After failing to meet the Department of Elementary and Secondary Education’s goals for the school, the district has been placed on notice that state action is pending.
Administrator Karla Matlock was informed of the impending action in November. The school then notified staff and district residents that Wyaconda C-I School may be closed on June 30, 2008.
Published reports have noted that dissolution of the school is the likely recommendation to be made by DESE. However, state representatives are planning a public hearing sometime in January to allow district residents to comment on the situation.
The district was given unaccredited status in 2006 after failing to meet state mandated goals in the Annual Performance Report. This year the school earned three of the nine possible points on the APR that includes the state standardized tests. That fell short of the state’s target of four of nine for the school, prompting the action by DESE.
According to the DESE annual report card, the district’s enrollment in kindergarten through eighth grade is at 33 students this year. Those numbers are supported by an annual budget of approximately $575,000, which is comprised of roughly $200,000 in local tax base, $250,000 in state funds and another $100,000 in federal money.

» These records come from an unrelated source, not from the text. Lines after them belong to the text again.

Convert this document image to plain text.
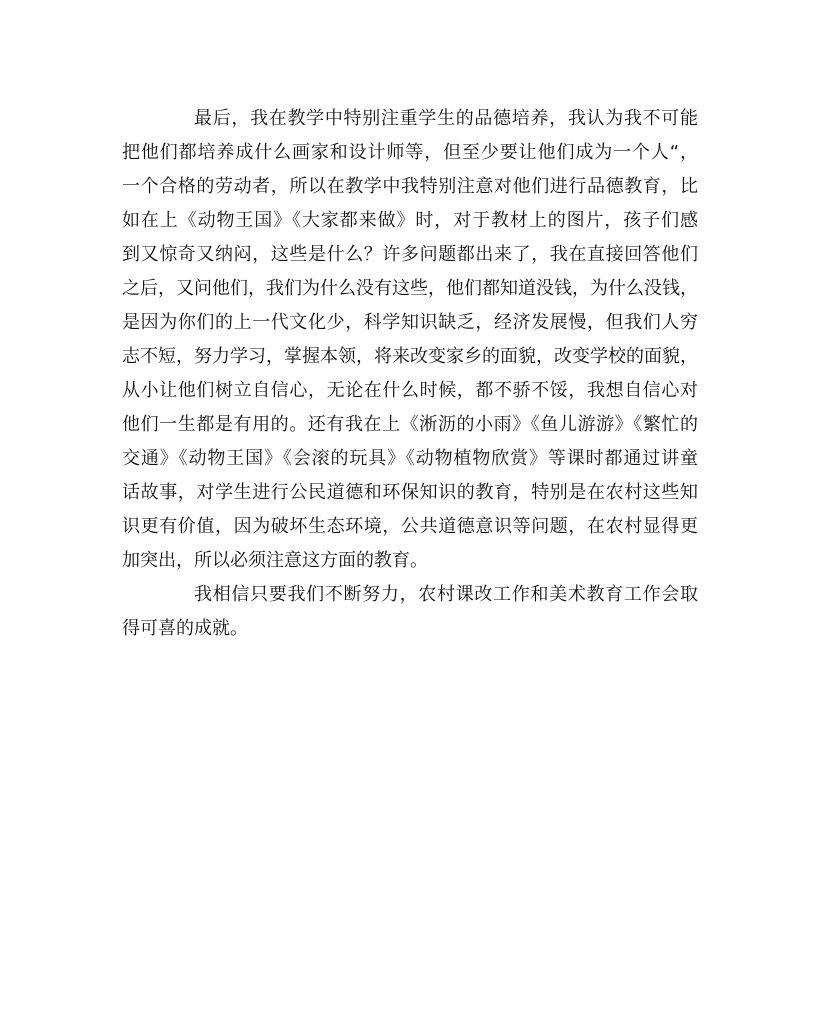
最后，我在教学中特别注重学生的品德培养，我认为我不可能
把他们都培养成什么画家和设计师等，但至少要让他们成为一个人“，
一个合格的劳动者，所以在教学中我特别注意对他们进行品德教育，比
如在上《动物王国》《大家都来做》时，对于教材上的图片，孩子们感
到又惊奇又纳闷，这些是什么？许多问题都出来了，我在直接回答他们
之后，又问他们，我们为什么没有这些，他们都知道没钱，为什么没钱，
是因为你们的上一代文化少，科学知识缺乏，经济发展慢，但我们人穷
志不短，努力学习，掌握本领，将来改变家乡的面貌，改变学校的面貌，
从小让他们树立自信心，无论在什么时候，都不骄不馁，我想自信心对
他们一生都是有用的。还有我在上《淅沥的小雨》《鱼儿游游》《繁忙的
交通》《动物王国》《会滚的玩具》《动物植物欣赏》等课时都通过讲童
话故事，对学生进行公民道德和环保知识的教育，特别是在农村这些知
识更有价值，因为破坏生态环境，公共道德意识等问题，在农村显得更
加突出，所以必须注意这方面的教育。
我相信只要我们不断努力，农村课改工作和美术教育工作会取
得可喜的成就。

If closed, the district likely will ultimately be added to either the Clark County or Scotland County school districts, or both, which would absorb the Wyaconda C-I district $3.785 million appraised value.
But the district has announced it will not be going down without a fight.
Matlock stated the board has hired an attorney to review the situation.
“The board felt like it owed it to the staff, patrons and most importantly the students to see this thing through to the end to determine if there is anything that can be done to save our school,” Matlock said.